Cada vez que íbamos a curarnos el empacho, mamá nos contaba su historia: Doña Bambina estaba de negro por una cuestión de luto. Lucía así desde el día de la muerte de su único hijo.
Doña Bambina era canosa y tenía el pelo largo atado con una colita. Había venido desde Italia y en su casa siempre había harina por todos lados, porque se la pasaba amasando pastas. Hoy me resulta insólito: hacía salsa una vez por año y la guardaba en botellas, para el resto de los 12 meses de la temporada.
En su hogar, que quedaba enfrente de los de unos tíos (por eso nos enteramos de la existencia de la sabia Doña Bambina), ella tenía una parra de uvas, una huerta y vivía con su marido. Enigmáticamente, a él nunca lo vimos.
Doña Bambina era católica y era muy creyente. Muy. Ahí mismo, donde atendía a cientos de chicos que llegaban con empacho, ojeo o problemas en los tendones de las manos o los pies, tenía un altar con una foto de aquel hijo fallecido. Ella se había abrazado a ese dolor de por vida. Y curar, daba la impresión, era algo así como su misión.

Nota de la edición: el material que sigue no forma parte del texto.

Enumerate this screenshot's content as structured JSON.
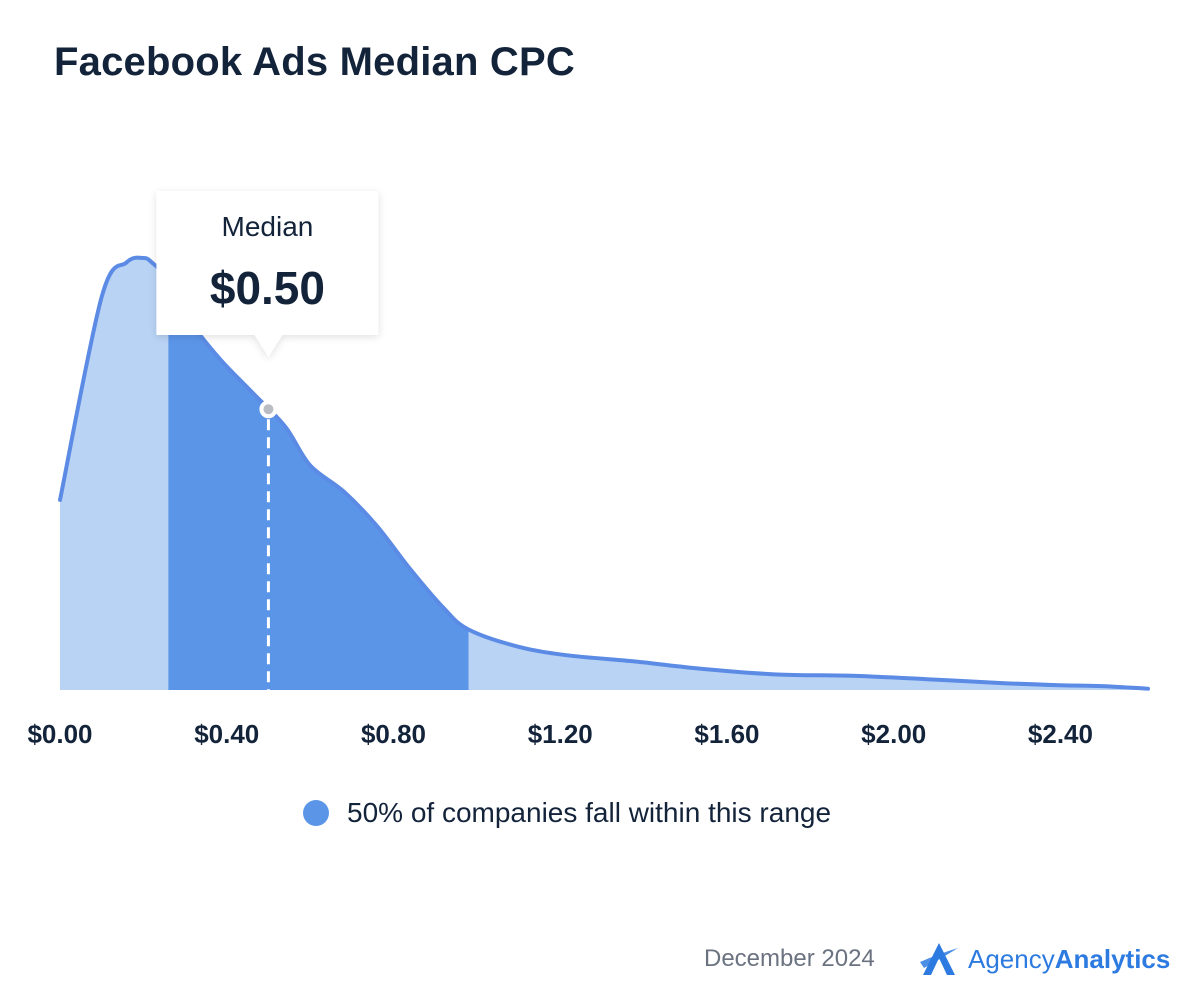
{
  "title": "Facebook Ads Median CPC",
  "chart_data": {
    "type": "area",
    "title": "Facebook Ads Median CPC",
    "xlabel": "",
    "ylabel": "",
    "xlim": [
      0.0,
      2.61
    ],
    "ylim": [
      0,
      1
    ],
    "tick_values": [
      0.0,
      0.4,
      0.8,
      1.2,
      1.6,
      2.0,
      2.4
    ],
    "tick_labels": [
      "$0.00",
      "$0.40",
      "$0.80",
      "$1.20",
      "$1.60",
      "$2.00",
      "$2.40"
    ],
    "grid": false,
    "curve": {
      "x": [
        0.0,
        0.1,
        0.16,
        0.2,
        0.22,
        0.26,
        0.3,
        0.38,
        0.46,
        0.54,
        0.6,
        0.68,
        0.76,
        0.84,
        0.92,
        0.98,
        1.1,
        1.22,
        1.38,
        1.54,
        1.72,
        1.9,
        2.08,
        2.26,
        2.4,
        2.5,
        2.61
      ],
      "y": [
        0.44,
        0.91,
        0.99,
        1.0,
        0.99,
        0.95,
        0.87,
        0.77,
        0.69,
        0.61,
        0.52,
        0.46,
        0.38,
        0.28,
        0.19,
        0.14,
        0.1,
        0.08,
        0.066,
        0.049,
        0.036,
        0.033,
        0.025,
        0.016,
        0.011,
        0.009,
        0.003
      ]
    },
    "highlight_range": {
      "start": 0.26,
      "end": 0.98,
      "label": "50% of companies fall within this range"
    },
    "median": {
      "value": 0.5,
      "label": "Median",
      "display": "$0.50"
    },
    "colors": {
      "curve": "#5b8be4",
      "fill_light": "#b9d3f5",
      "fill_highlight": "#5b95e8",
      "median_line": "#ffffff"
    }
  },
  "legend": {
    "label": "50% of companies fall within this range"
  },
  "footer": {
    "date": "December 2024",
    "brand_light": "Agency",
    "brand_bold": "Analytics"
  }
}
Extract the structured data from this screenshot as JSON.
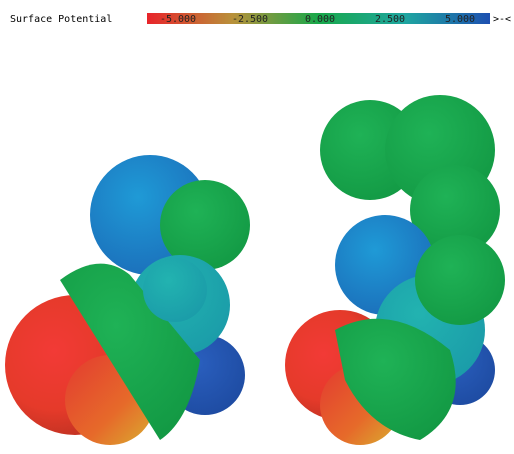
{
  "legend": {
    "title": "Surface Potential",
    "labels": [
      "-5.000",
      "-2.500",
      "0.000",
      "2.500",
      "5.000"
    ],
    "end_symbol": ">-<"
  }
}
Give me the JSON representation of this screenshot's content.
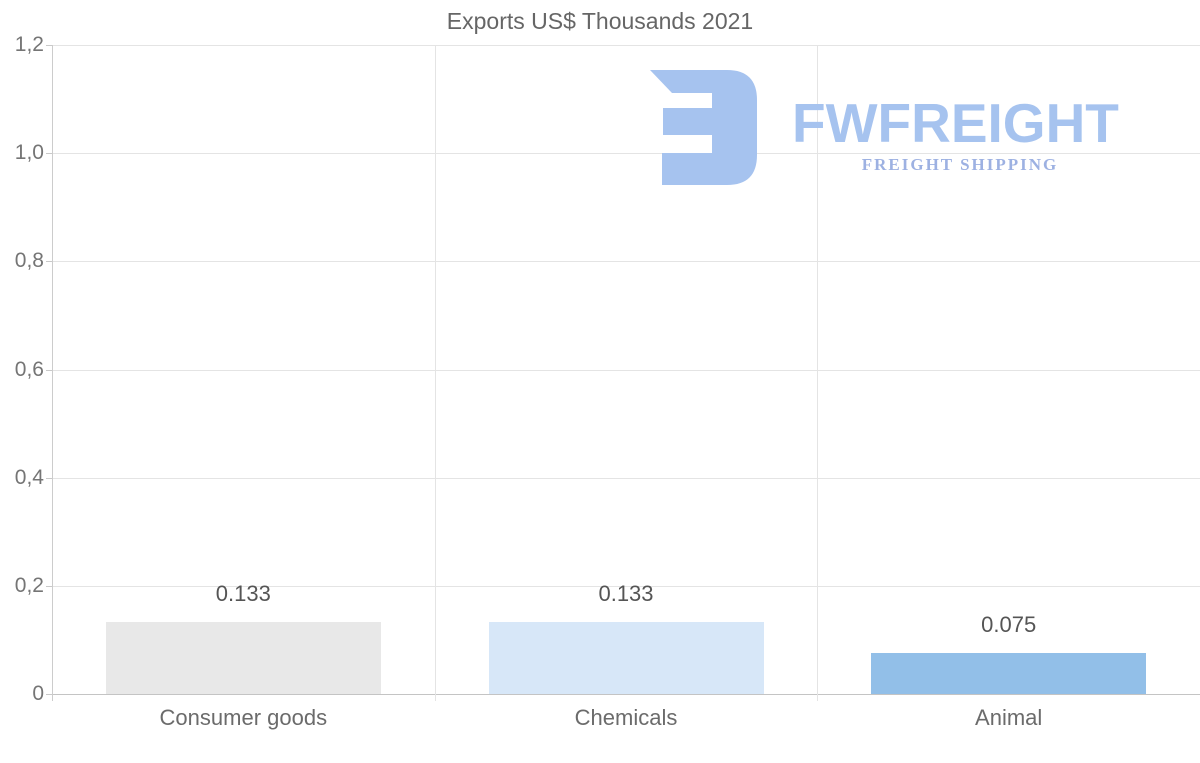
{
  "chart_data": {
    "type": "bar",
    "title": "Exports US$ Thousands 2021",
    "categories": [
      "Consumer goods",
      "Chemicals",
      "Animal"
    ],
    "values": [
      0.133,
      0.133,
      0.075
    ],
    "value_labels": [
      "0.133",
      "0.133",
      "0.075"
    ],
    "bar_colors": [
      "#e8e8e8",
      "#d7e7f8",
      "#92bfe8"
    ],
    "xlabel": "",
    "ylabel": "",
    "ylim": [
      0,
      1.2
    ],
    "yticks": [
      {
        "value": 0.0,
        "label": "0"
      },
      {
        "value": 0.2,
        "label": "0,2"
      },
      {
        "value": 0.4,
        "label": "0,4"
      },
      {
        "value": 0.6,
        "label": "0,6"
      },
      {
        "value": 0.8,
        "label": "0,8"
      },
      {
        "value": 1.0,
        "label": "1,0"
      },
      {
        "value": 1.2,
        "label": "1,2"
      }
    ],
    "grid": true,
    "legend": false
  },
  "watermark": {
    "brand": "FWFREIGHT",
    "tagline": "FREIGHT SHIPPING",
    "logo_color": "#a6c3ef",
    "tagline_color": "#9db1e2"
  },
  "colors": {
    "title_text": "#666666",
    "axis_text": "#757575",
    "value_text": "#555555",
    "gridline": "#e4e4e4",
    "axis_line": "#c9c9c9"
  }
}
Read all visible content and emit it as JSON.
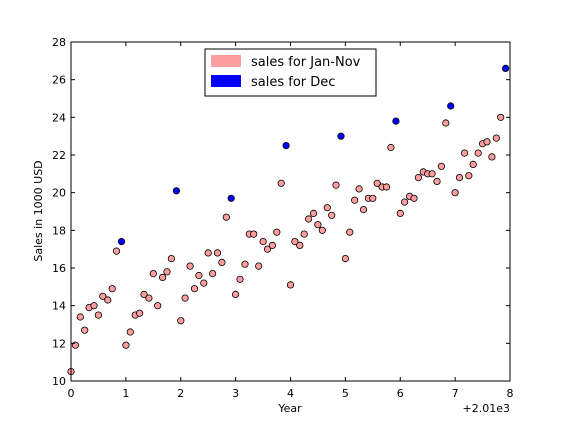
{
  "chart_data": {
    "type": "scatter",
    "title": "",
    "xlabel": "Year",
    "ylabel": "Sales in 1000 USD",
    "x_offset_label": "+2.01e3",
    "xlim": [
      0,
      8
    ],
    "ylim": [
      10,
      28
    ],
    "xticks": [
      0,
      1,
      2,
      3,
      4,
      5,
      6,
      7,
      8
    ],
    "yticks": [
      10,
      12,
      14,
      16,
      18,
      20,
      22,
      24,
      26,
      28
    ],
    "grid": false,
    "legend_position": "top-center",
    "series": [
      {
        "name": "sales for Jan-Nov",
        "color": "#ff9e9e",
        "edge_color": "#000000",
        "points": [
          [
            0.0,
            10.5
          ],
          [
            0.08,
            11.9
          ],
          [
            0.17,
            13.4
          ],
          [
            0.25,
            12.7
          ],
          [
            0.33,
            13.9
          ],
          [
            0.42,
            14.0
          ],
          [
            0.5,
            13.5
          ],
          [
            0.58,
            14.5
          ],
          [
            0.67,
            14.3
          ],
          [
            0.75,
            14.9
          ],
          [
            0.83,
            16.9
          ],
          [
            1.0,
            11.9
          ],
          [
            1.08,
            12.6
          ],
          [
            1.17,
            13.5
          ],
          [
            1.25,
            13.6
          ],
          [
            1.33,
            14.6
          ],
          [
            1.42,
            14.4
          ],
          [
            1.5,
            15.7
          ],
          [
            1.58,
            14.0
          ],
          [
            1.67,
            15.5
          ],
          [
            1.75,
            15.8
          ],
          [
            1.83,
            16.5
          ],
          [
            2.0,
            13.2
          ],
          [
            2.08,
            14.4
          ],
          [
            2.17,
            16.1
          ],
          [
            2.25,
            14.9
          ],
          [
            2.33,
            15.6
          ],
          [
            2.42,
            15.2
          ],
          [
            2.5,
            16.8
          ],
          [
            2.58,
            15.7
          ],
          [
            2.67,
            16.8
          ],
          [
            2.75,
            16.3
          ],
          [
            2.83,
            18.7
          ],
          [
            3.0,
            14.6
          ],
          [
            3.08,
            15.4
          ],
          [
            3.17,
            16.2
          ],
          [
            3.25,
            17.8
          ],
          [
            3.33,
            17.8
          ],
          [
            3.42,
            16.1
          ],
          [
            3.5,
            17.4
          ],
          [
            3.58,
            17.0
          ],
          [
            3.67,
            17.2
          ],
          [
            3.75,
            17.9
          ],
          [
            3.83,
            20.5
          ],
          [
            4.0,
            15.1
          ],
          [
            4.08,
            17.4
          ],
          [
            4.17,
            17.2
          ],
          [
            4.25,
            17.8
          ],
          [
            4.33,
            18.6
          ],
          [
            4.42,
            18.9
          ],
          [
            4.5,
            18.3
          ],
          [
            4.58,
            18.0
          ],
          [
            4.67,
            19.2
          ],
          [
            4.75,
            18.8
          ],
          [
            4.83,
            20.4
          ],
          [
            5.0,
            16.5
          ],
          [
            5.08,
            17.9
          ],
          [
            5.17,
            19.6
          ],
          [
            5.25,
            20.2
          ],
          [
            5.33,
            19.1
          ],
          [
            5.42,
            19.7
          ],
          [
            5.5,
            19.7
          ],
          [
            5.58,
            20.5
          ],
          [
            5.67,
            20.3
          ],
          [
            5.75,
            20.3
          ],
          [
            5.83,
            22.4
          ],
          [
            6.0,
            18.9
          ],
          [
            6.08,
            19.5
          ],
          [
            6.17,
            19.8
          ],
          [
            6.25,
            19.7
          ],
          [
            6.33,
            20.8
          ],
          [
            6.42,
            21.1
          ],
          [
            6.5,
            21.0
          ],
          [
            6.58,
            21.0
          ],
          [
            6.67,
            20.6
          ],
          [
            6.75,
            21.4
          ],
          [
            6.83,
            23.7
          ],
          [
            7.0,
            20.0
          ],
          [
            7.08,
            20.8
          ],
          [
            7.17,
            22.1
          ],
          [
            7.25,
            20.9
          ],
          [
            7.33,
            21.5
          ],
          [
            7.42,
            22.1
          ],
          [
            7.5,
            22.6
          ],
          [
            7.58,
            22.7
          ],
          [
            7.67,
            21.9
          ],
          [
            7.75,
            22.9
          ],
          [
            7.83,
            24.0
          ]
        ]
      },
      {
        "name": "sales for Dec",
        "color": "#0000ff",
        "edge_color": "#000000",
        "points": [
          [
            0.92,
            17.4
          ],
          [
            1.92,
            20.1
          ],
          [
            2.92,
            19.7
          ],
          [
            3.92,
            22.5
          ],
          [
            4.92,
            23.0
          ],
          [
            5.92,
            23.8
          ],
          [
            6.92,
            24.6
          ],
          [
            7.92,
            26.6
          ]
        ]
      }
    ]
  }
}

Atendía todos los días, salvo los domingos, que iba a misa y se dedicaba a sus fideos. Eso sí: si algún niñito que iba estaba en serios inconvenientes, se hacía un espacio y lo sanaba. Su método era sencillo: si tenías empacho, se persignaba y recorría una cinta que iba desde su panza hasta la tuya, rezando alguna oración. Si tenías ericipela, te la sacaba con un cuchillo: hacía la señal de la cruz y también recurría a la oración. Yo una vez fui por una culebrilla que me atacó en mi pancita, justo al lado del ombligo: me curó con tinta china. Y me curó, eh.
-Mami, ¿qué dice Doña Bambina? – interrogué a mi madre en el viaje de vuelta. Yo tendría unos siete años.
-Doña Bambina dice oraciones que sólo ella sabe. Porque si las cuenta, pierde sus poderes. Ella las contará antes de morirse, en alguna noche de Navidad, para pasarle sus dotes a otra persona.
-¿Y se sabe todo de memoria?
-Sí, pero igual las tiene anotadas en un cuadernito.
Ayer llamé a mi mamá, porque me acordé de Doña Bambina. Mamá me confirmó que se murió con lo que sabía, que no se lo pasó a nadie. Después de cortar la comunicación telefónica, reparé en que yo no creo en curanderos (o curranderos, como dice el rey de los neologismos Raúl Portal). Pero en ella sí creía. Una sabia, Doña Bambina.